The whole “comics as an investment” does not exist in Japan for the manga.

Buying manga and selling for profit because of rarity isn’t there. Manga companies print manga, distributes them, collects them into volumes, redistributes collected volumes, and when there’s demand, reprints volumes and redistributes volumes.

Manga as an Investment

If one were to apply the “comics as investment” strategy - the approach would be to buy first editions of the volumes.

This doesn’t really work because companies will just reprint popular series.

Dragon Ball - one of the biggest manga now, still has fresh prints in book stores in Japan.

How would one get something truly rare?
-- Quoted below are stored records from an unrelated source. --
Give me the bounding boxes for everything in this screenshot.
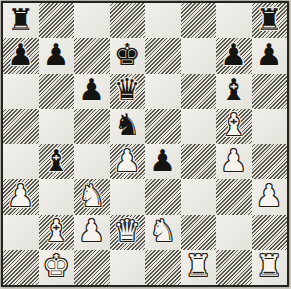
square-h8: ♜ — [252, 3, 288, 38]
square-e4: ♟ — [145, 144, 181, 179]
square-h4 — [252, 144, 288, 179]
square-a4 — [3, 144, 39, 179]
square-e5 — [145, 109, 181, 144]
square-f4 — [181, 144, 217, 179]
square-h2 — [252, 215, 288, 250]
black-king-d7-icon: ♚ — [114, 40, 141, 70]
square-d3 — [110, 179, 146, 214]
square-h5 — [252, 109, 288, 144]
chess-board: ♜♜♟♟♚♟♟♟♛♝♞♝♝♟♟♟♟♞♟♝♟♛♞♚♜♜ — [3, 3, 287, 285]
black-pawn-e4-icon: ♟ — [149, 146, 176, 176]
square-c8 — [74, 3, 110, 38]
square-a3: ♟ — [3, 179, 39, 214]
black-knight-d5-icon: ♞ — [114, 110, 141, 140]
black-pawn-b7-icon: ♟ — [43, 40, 70, 70]
square-d5: ♞ — [110, 109, 146, 144]
square-d4: ♟ — [110, 144, 146, 179]
black-bishop-g6-icon: ♝ — [220, 75, 247, 105]
black-pawn-h7-icon: ♟ — [256, 40, 283, 70]
square-b1: ♚ — [39, 250, 75, 285]
square-e8 — [145, 3, 181, 38]
square-f3 — [181, 179, 217, 214]
white-pawn-h3-icon: ♟ — [256, 181, 283, 211]
white-pawn-a3-icon: ♟ — [7, 181, 34, 211]
square-d6: ♛ — [110, 74, 146, 109]
square-b7: ♟ — [39, 38, 75, 73]
white-bishop-g5-icon: ♝ — [220, 110, 247, 140]
square-f5 — [181, 109, 217, 144]
square-c5 — [74, 109, 110, 144]
square-c1 — [74, 250, 110, 285]
white-knight-c3-icon: ♞ — [78, 181, 105, 211]
square-b5 — [39, 109, 75, 144]
white-king-b1-icon: ♚ — [43, 251, 70, 281]
scanned-book-page: { "game": "chess", "diagram_type": "prin… — [0, 0, 291, 289]
square-h7: ♟ — [252, 38, 288, 73]
book-page-background: ♜♜♟♟♚♟♟♟♛♝♞♝♝♟♟♟♟♞♟♝♟♛♞♚♜♜ — [0, 0, 291, 289]
square-f7 — [181, 38, 217, 73]
black-rook-h8-icon: ♜ — [256, 5, 283, 35]
square-c7 — [74, 38, 110, 73]
square-c3: ♞ — [74, 179, 110, 214]
square-e3 — [145, 179, 181, 214]
square-c4 — [74, 144, 110, 179]
square-e2: ♞ — [145, 215, 181, 250]
black-pawn-a7-icon: ♟ — [7, 40, 34, 70]
square-c2: ♟ — [74, 215, 110, 250]
square-c6: ♟ — [74, 74, 110, 109]
square-g3 — [216, 179, 252, 214]
square-d7: ♚ — [110, 38, 146, 73]
board-border: ♜♜♟♟♚♟♟♟♛♝♞♝♝♟♟♟♟♞♟♝♟♛♞♚♜♜ — [1, 1, 289, 287]
square-h3: ♟ — [252, 179, 288, 214]
square-e7 — [145, 38, 181, 73]
square-g7: ♟ — [216, 38, 252, 73]
square-a8: ♜ — [3, 3, 39, 38]
square-d1 — [110, 250, 146, 285]
black-queen-d6-icon: ♛ — [114, 75, 141, 105]
square-b8 — [39, 3, 75, 38]
square-a5 — [3, 109, 39, 144]
black-pawn-c6-icon: ♟ — [78, 75, 105, 105]
white-pawn-g4-icon: ♟ — [220, 146, 247, 176]
square-g2 — [216, 215, 252, 250]
square-e6 — [145, 74, 181, 109]
square-f1: ♜ — [181, 250, 217, 285]
square-h1: ♜ — [252, 250, 288, 285]
square-a6 — [3, 74, 39, 109]
square-b3 — [39, 179, 75, 214]
square-g5: ♝ — [216, 109, 252, 144]
square-f8 — [181, 3, 217, 38]
white-rook-f1-icon: ♜ — [185, 251, 212, 281]
square-g6: ♝ — [216, 74, 252, 109]
square-h6 — [252, 74, 288, 109]
square-b4: ♝ — [39, 144, 75, 179]
white-pawn-d4-icon: ♟ — [114, 146, 141, 176]
square-e1 — [145, 250, 181, 285]
square-f2 — [181, 215, 217, 250]
square-f6 — [181, 74, 217, 109]
white-knight-e2-icon: ♞ — [149, 216, 176, 246]
square-d8 — [110, 3, 146, 38]
white-queen-d2-icon: ♛ — [114, 216, 141, 246]
white-bishop-b2-icon: ♝ — [43, 216, 70, 246]
square-a7: ♟ — [3, 38, 39, 73]
square-a1 — [3, 250, 39, 285]
black-pawn-g7-icon: ♟ — [220, 40, 247, 70]
square-b6 — [39, 74, 75, 109]
square-a2 — [3, 215, 39, 250]
black-bishop-b4-icon: ♝ — [43, 146, 70, 176]
black-rook-a8-icon: ♜ — [7, 5, 34, 35]
square-g1 — [216, 250, 252, 285]
square-b2: ♝ — [39, 215, 75, 250]
square-d2: ♛ — [110, 215, 146, 250]
square-g8 — [216, 3, 252, 38]
square-g4: ♟ — [216, 144, 252, 179]
white-rook-h1-icon: ♜ — [256, 251, 283, 281]
white-pawn-c2-icon: ♟ — [78, 216, 105, 246]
First editions, yes - all reprints look exactly the same.

I would say the truly rare would be the original weekly collection of the first story that kicked off the story.

This would be the rarest appearance and hardest to obtain because manga companies would not reprint a weekly for one popular story - they would reprint the story in a collected volume and sell that.

The rarity of that serial is higher because Japanese families pass weekly serials within the family, ultimately recycling them.

Even if a story stood out to a family member, keeping the serial would not make sense because serials take space - each about the small size of a phone book (remember those??) 7.5 inches by 10 inches by 3 inches.

Collecting volumes are more effective for the stories. Collecting serials for investment are just not effective in Japan because of the size constraint and size of the serials.

Comics stores in the US would be a place to buy and sell comics as an investment. When I lived in Tokyo, I did not encounter this equivalent - all manga stores were just: stores. You could buy - they would never buy from you at a higher price.

The whole “manga as an investment” did not exist in Japan like the US for comics for different reasons - the manga culture is just different.